The General Assembly has already put an end to involuntary annexation, municipalities’ primary means of growth for decades. While flawed, involuntary annexation was governed by state law dictating how and when it could be used and giving residents in areas targeted for annexation recourse in the courts if they were opposed.
Just last month, into a bill on the natural gas extraction method known as fracking, lawmakers slipped a provision that would have limited the property tax revenue cities and towns can collect to no more than 8 percent above the previous year’s revenue.
That provision was taken out of the bill at the last minute, but is apparently still a live issue in Raleigh.
Now the state has done away municipalities’ ability to charge license fees of businesses within their limits.
Proponents of the repeal quickly passed last week say the fees are too uneven across the state and that some cities use them “egregiously.” As an example, they point to Charlotte, which charges firms located in other counties, states and countries for the privilege of doing business within its corporate limits.
Maybe so, but some municipalities have varied business privilege fees for good reason, such as setting higher costs for Internet gambling concerns that keep finding ways around laws and court orders banning them.

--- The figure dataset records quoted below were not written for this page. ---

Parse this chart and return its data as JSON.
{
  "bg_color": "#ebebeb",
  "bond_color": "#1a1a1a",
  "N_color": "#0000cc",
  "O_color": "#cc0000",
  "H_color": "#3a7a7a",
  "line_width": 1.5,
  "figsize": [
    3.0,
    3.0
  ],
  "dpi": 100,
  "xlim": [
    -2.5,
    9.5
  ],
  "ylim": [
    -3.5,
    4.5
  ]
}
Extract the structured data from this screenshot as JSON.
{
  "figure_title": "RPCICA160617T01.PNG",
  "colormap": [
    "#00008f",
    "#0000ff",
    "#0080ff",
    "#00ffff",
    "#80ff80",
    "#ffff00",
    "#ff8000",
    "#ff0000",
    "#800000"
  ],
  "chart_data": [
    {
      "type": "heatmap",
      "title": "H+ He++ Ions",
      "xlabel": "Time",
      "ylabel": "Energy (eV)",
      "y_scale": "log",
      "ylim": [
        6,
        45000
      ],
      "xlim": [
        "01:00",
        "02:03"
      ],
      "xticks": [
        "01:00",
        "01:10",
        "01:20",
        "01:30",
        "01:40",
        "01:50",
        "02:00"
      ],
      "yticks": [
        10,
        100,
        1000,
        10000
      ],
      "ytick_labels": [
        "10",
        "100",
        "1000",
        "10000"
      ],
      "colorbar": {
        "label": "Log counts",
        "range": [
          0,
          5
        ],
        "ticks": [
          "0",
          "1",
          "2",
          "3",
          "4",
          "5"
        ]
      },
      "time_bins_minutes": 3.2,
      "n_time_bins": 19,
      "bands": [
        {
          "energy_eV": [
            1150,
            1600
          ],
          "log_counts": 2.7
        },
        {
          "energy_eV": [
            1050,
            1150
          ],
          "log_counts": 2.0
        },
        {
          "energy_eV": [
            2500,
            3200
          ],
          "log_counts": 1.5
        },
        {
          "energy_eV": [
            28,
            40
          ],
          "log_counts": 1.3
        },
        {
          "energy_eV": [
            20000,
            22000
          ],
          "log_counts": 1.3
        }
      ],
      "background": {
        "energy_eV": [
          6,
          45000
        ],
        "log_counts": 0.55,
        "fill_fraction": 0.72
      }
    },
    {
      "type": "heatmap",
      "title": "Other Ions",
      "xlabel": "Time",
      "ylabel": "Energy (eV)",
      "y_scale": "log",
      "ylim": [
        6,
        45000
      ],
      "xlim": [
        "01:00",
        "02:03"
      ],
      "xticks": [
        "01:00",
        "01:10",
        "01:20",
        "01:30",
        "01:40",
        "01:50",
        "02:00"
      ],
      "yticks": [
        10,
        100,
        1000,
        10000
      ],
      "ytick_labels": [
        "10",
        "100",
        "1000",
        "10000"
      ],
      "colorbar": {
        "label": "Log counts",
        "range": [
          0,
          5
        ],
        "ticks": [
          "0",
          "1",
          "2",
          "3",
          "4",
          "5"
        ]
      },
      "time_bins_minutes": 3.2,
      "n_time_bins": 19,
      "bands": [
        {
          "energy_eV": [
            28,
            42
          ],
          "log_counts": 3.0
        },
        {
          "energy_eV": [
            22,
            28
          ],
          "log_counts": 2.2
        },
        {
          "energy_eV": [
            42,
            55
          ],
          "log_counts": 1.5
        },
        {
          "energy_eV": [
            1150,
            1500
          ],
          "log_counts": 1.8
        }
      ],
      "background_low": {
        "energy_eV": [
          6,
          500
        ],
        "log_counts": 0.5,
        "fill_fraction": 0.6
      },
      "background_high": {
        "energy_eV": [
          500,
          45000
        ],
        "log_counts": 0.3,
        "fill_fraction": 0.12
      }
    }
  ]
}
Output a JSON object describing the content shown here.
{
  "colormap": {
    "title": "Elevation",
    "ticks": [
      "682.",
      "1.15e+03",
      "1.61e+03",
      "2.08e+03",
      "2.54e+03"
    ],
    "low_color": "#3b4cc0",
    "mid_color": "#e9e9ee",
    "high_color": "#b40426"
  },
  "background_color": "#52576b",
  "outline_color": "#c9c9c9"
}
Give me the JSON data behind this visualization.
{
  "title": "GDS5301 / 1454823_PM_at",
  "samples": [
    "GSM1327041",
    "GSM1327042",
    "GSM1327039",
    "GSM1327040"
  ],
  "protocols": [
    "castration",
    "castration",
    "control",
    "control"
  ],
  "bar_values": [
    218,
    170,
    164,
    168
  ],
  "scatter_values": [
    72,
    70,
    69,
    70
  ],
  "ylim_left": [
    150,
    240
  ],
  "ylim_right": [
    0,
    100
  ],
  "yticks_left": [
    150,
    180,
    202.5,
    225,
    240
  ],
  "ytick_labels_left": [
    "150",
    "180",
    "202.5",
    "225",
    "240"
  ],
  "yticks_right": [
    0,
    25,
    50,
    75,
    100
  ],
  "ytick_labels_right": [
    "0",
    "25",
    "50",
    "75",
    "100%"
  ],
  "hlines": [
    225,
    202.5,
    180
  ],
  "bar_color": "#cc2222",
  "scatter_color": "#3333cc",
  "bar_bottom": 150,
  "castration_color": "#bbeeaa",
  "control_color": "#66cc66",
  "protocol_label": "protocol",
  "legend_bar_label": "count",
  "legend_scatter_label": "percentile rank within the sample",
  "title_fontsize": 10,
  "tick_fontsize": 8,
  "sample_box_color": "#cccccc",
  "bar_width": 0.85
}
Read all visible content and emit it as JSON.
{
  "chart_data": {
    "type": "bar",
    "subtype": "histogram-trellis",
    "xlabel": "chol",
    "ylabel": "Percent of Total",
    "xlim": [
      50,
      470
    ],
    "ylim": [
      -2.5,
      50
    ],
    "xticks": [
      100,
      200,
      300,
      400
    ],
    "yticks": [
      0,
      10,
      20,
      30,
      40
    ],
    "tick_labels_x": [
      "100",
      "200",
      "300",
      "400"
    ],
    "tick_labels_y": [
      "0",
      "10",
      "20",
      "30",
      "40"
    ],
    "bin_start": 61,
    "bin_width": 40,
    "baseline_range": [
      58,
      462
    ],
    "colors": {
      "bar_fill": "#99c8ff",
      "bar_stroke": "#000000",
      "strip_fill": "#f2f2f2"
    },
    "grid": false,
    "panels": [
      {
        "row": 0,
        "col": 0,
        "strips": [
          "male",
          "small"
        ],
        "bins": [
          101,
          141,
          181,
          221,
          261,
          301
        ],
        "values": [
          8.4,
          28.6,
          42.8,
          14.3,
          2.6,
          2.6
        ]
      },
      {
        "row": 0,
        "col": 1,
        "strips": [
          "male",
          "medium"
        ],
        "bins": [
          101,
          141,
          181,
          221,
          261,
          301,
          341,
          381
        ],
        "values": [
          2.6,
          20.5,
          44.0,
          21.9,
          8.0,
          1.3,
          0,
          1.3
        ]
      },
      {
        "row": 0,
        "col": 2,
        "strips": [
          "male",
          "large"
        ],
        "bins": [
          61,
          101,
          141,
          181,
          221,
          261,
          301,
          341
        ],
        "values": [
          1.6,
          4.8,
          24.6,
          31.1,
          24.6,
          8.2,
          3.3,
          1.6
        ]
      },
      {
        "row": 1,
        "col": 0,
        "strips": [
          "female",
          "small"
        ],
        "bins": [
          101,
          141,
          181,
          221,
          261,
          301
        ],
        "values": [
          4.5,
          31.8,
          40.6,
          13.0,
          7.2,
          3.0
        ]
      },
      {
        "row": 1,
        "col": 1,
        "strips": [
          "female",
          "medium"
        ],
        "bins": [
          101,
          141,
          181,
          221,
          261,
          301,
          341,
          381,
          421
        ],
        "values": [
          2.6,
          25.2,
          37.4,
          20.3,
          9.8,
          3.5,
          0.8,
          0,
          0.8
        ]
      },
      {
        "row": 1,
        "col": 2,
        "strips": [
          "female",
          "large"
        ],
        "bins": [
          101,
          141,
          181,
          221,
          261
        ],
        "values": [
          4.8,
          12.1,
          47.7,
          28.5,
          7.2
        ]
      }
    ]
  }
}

Legislators say they’ll come up with a way to replace revenue municipalities collected through business license fees, and Gov. Pat McCrory, a former Charlotte mayor, cited that pledge when he signed the repeal into law. If they don’t, cities and towns will have to raise taxes or reduce services to make up for the loss.
Let’s hope it doesn’t come to that, and that the party of small government will stop meddling in smaller governments from Raleigh. The majority in the legislature needs to realize that if they continue on this path, the pain will spread beyond the limits of cities and towns. Municipalities won’t be the only area of destruction; they’ll just be the craters where the bombs were dropped.